Le aspettative sul voto USA e l’enorme mole di liquidità (di nuovo in rialzo) hanno permesso a Wall Street di riportarsi ai livelli di inizio settembre. Questo, però, per alcuni potrebbe essere un indicatore «contrarian».
Il Toro non è stato ancora ammazzato. Questa è la «fotografia» che emerge dai listini americani, di nuovo vicini ai massimi di inizio settembre. Cosa sta muovendo i mercati al rialzo?
Ad alimentare questa nuova fase sono gli investitori che stanno «prezzando» un esito delle elezioni americane senza contestazioni. Per alcuni, però, questo non basta: è altro che fa muovere i mercati e questo qualcos’altro è rappresentato dalla liquidità, che questa settimana ha toccato nuovi massimi.
La liquidità record fa volare Wall Street
La «flebo» di liquidità presente nei listini di borsa, che questa settimana ha toccato la soglia dei 91mila miliardi di dollari, ha spinto Wall Street durante la pandemia facendogli registrare un recupero a «V» dopo i minimi di marzo.
S&P500 (linea bianca) vs liquidità in circolazione(linea verde). Fonte Bloomberg
Come evidenzia grafico sopra, la liquidità in circolazione è passata da poco meno di 80mila miliardi di dollari a marzo scorso (con Wall Street ai minimi) agli oltre 91 del periodo attuale.
Di riflesso, la borsa americana ha aggiornato i massimi storici.
Con la pandemia l’effetto liquidità è stato più forte
La nuova liquidità messa in circolazione per «spegnere il fuoco» della pandemia ha accentuato la «distorsione» dei mercati favorendone il trend rialzista: durante la pandemia, gli indici sono cresciuti di oltre 40 punti percentuali.

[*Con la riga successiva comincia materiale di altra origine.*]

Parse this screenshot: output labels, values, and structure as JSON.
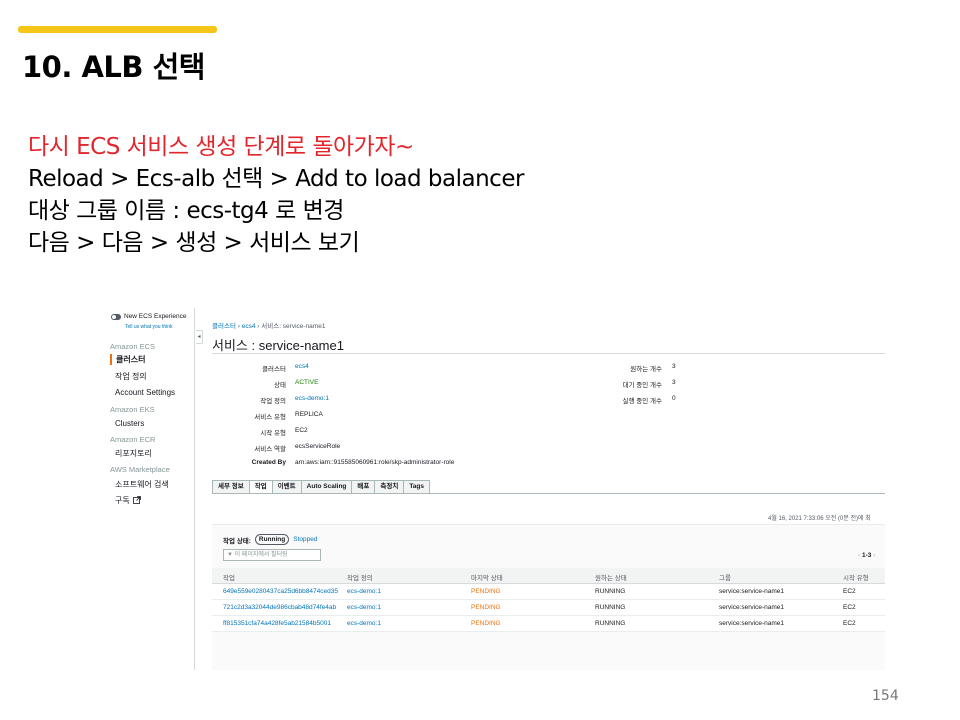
{
  "slide": {
    "title": "10. ALB 선택",
    "page_number": "154",
    "accent_color": "#f5c518",
    "notes": [
      {
        "text": "다시 ECS 서비스 생성 단계로 돌아가자~",
        "color": "#e3262d"
      },
      {
        "text": "Reload > Ecs-alb 선택 > Add to load balancer",
        "color": "#000000"
      },
      {
        "text": "대상 그룹 이름 : ecs-tg4 로 변경",
        "color": "#000000"
      },
      {
        "text": "다음 > 다음 > 생성 > 서비스 보기",
        "color": "#000000"
      }
    ]
  },
  "console": {
    "sidebar": {
      "toggle_label": "New ECS Experience",
      "tell_link": "Tell us what you think",
      "items": [
        {
          "label": "Amazon ECS",
          "kind": "section"
        },
        {
          "label": "클러스터",
          "kind": "active"
        },
        {
          "label": "작업 정의",
          "kind": "item"
        },
        {
          "label": "Account Settings",
          "kind": "item"
        },
        {
          "label": "Amazon EKS",
          "kind": "section"
        },
        {
          "label": "Clusters",
          "kind": "item"
        },
        {
          "label": "Amazon ECR",
          "kind": "section"
        },
        {
          "label": "리포지토리",
          "kind": "item"
        },
        {
          "label": "AWS Marketplace",
          "kind": "section"
        },
        {
          "label": "소프트웨어 검색",
          "kind": "item"
        },
        {
          "label": "구독",
          "kind": "item",
          "icon": "external-link-icon"
        }
      ]
    },
    "breadcrumb": {
      "root": "클러스터",
      "cluster": "ecs4",
      "current": "서비스: service-name1"
    },
    "page_title": "서비스 : service-name1",
    "details_left": [
      {
        "label": "클러스터",
        "value": "ecs4",
        "style": "link"
      },
      {
        "label": "상태",
        "value": "ACTIVE",
        "style": "ok"
      },
      {
        "label": "작업 정의",
        "value": "ecs-demo:1",
        "style": "link"
      },
      {
        "label": "서비스 유형",
        "value": "REPLICA",
        "style": "plain"
      },
      {
        "label": "시작 유형",
        "value": "EC2",
        "style": "plain"
      },
      {
        "label": "서비스 역할",
        "value": "ecsServiceRole",
        "style": "plain"
      },
      {
        "label": "Created By",
        "value": "arn:aws:iam::915585060961:role/skp-administrator-role",
        "style": "plain"
      }
    ],
    "details_right": [
      {
        "label": "원하는 개수",
        "value": "3"
      },
      {
        "label": "대기 중인 개수",
        "value": "3"
      },
      {
        "label": "실행 중인 개수",
        "value": "0"
      }
    ],
    "tabs": [
      "세부 정보",
      "작업",
      "이벤트",
      "Auto Scaling",
      "배포",
      "측정치",
      "Tags"
    ],
    "active_tab": "작업",
    "timestamp": "4월 16, 2021 7:33:06 오전 (0분 전)에 최",
    "task_status": {
      "label": "작업 상태:",
      "running": "Running",
      "stopped": "Stopped"
    },
    "filter_placeholder": "▼ 이 페이지에서 필터링",
    "pager": {
      "prev": "‹",
      "range": "1-3",
      "next": "›"
    },
    "table": {
      "headers": [
        "작업",
        "작업 정의",
        "마지막 상태",
        "원하는 상태",
        "그룹",
        "시작 유형"
      ],
      "rows": [
        [
          "649e559e0280437ca25d6bb8474ced35",
          "ecs-demo:1",
          "PENDING",
          "RUNNING",
          "service:service-name1",
          "EC2"
        ],
        [
          "721c2d3a32044de986cbab48d74fe4ab",
          "ecs-demo:1",
          "PENDING",
          "RUNNING",
          "service:service-name1",
          "EC2"
        ],
        [
          "ff815351cfa74a428fe5ab21584b5001",
          "ecs-demo:1",
          "PENDING",
          "RUNNING",
          "service:service-name1",
          "EC2"
        ]
      ]
    }
  }
}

Questo record, che ha permesso alla capitalizzazione delle Borse globali di spingersi per la prima volta in quota 92mila miliardi (+30mila miliardi rispetto allo scorso marzo), è tanto più significativo se confrontato con il PIL mondiale (che dovrebbe toccare a fine anno gli 80mila miliardi).
Da dove prende origine?
La risposta sta nella Banche Centrali, che a partire dal 2009 hanno assunto il ruolo di «salvagente» del Sistema Economico globale.
Tramite l’espansione senza precedenti dei loro bilanci, dovuto principalmente al massiccio acquisto di titoli pubblici e privati (quindi di debito) queste hanno immesso nel Sistema Economico un enorme ammontare di liquidità.
Nel contesto attuale, però, la «colpa» non è solo delle Banche Centrali. Sono, infatti, altri due i soggetti imputati del processo di «inflazione finanziaria» :
- le imprese private tramite i processi di buyback;
- i tassi al lower bound e il mercato azionario in continuo rialzo, hanno «convinto» le banche a investire di più nei mercati finanziari (e a «passare» meno liquidità ricevuta dalle Banche Centrali all’economia reale).
I mercati «dopati» per alcuni rappresentano un indicatore «contrarian»
Quando arriva la bassa marea, si scopre chi stava in acqua senza costume, scrive Federico Rampini nel suo libro «Banchieri» citando un’espressine colorita molto in voga a Wall Street.
E’ proprio questo il rischio principale di questo gioco in cui le Banche Centrali hanno «comprato» il debito sia pubblico che privato e hanno finanziato indirettamente Wall Street: prima o poi il «salvagente» delle Banche Centrali si sgonfierà e presenterà «il suo conto» ad un mercato finanziario ben al di sopra della sua tendenza di lungo periodo.
Questo, inoltre, determina una rilevante situazione di instabilità finanziaria: Stati e imprese sono più fragili, in quanto, qualora le Banche Centrali decidessero di «buttare via» il Joystick del videogioco «espansione monetaria», potrebbero registrare difficoltà a sostenere il debito.
Se ne riparlerà, però, quando l’inflazione avrà fatto di nuovo «capolino», visto che un rialzo dei tassi in presenza di un debito sempre più elevato (con la somma del debito di famiglie, banche e stato pari al 331% del PIL), potrebbe rappresentare una «spada di Damocle» sulla testa dei mercati finanziari, innescando una «tempesta perfetta».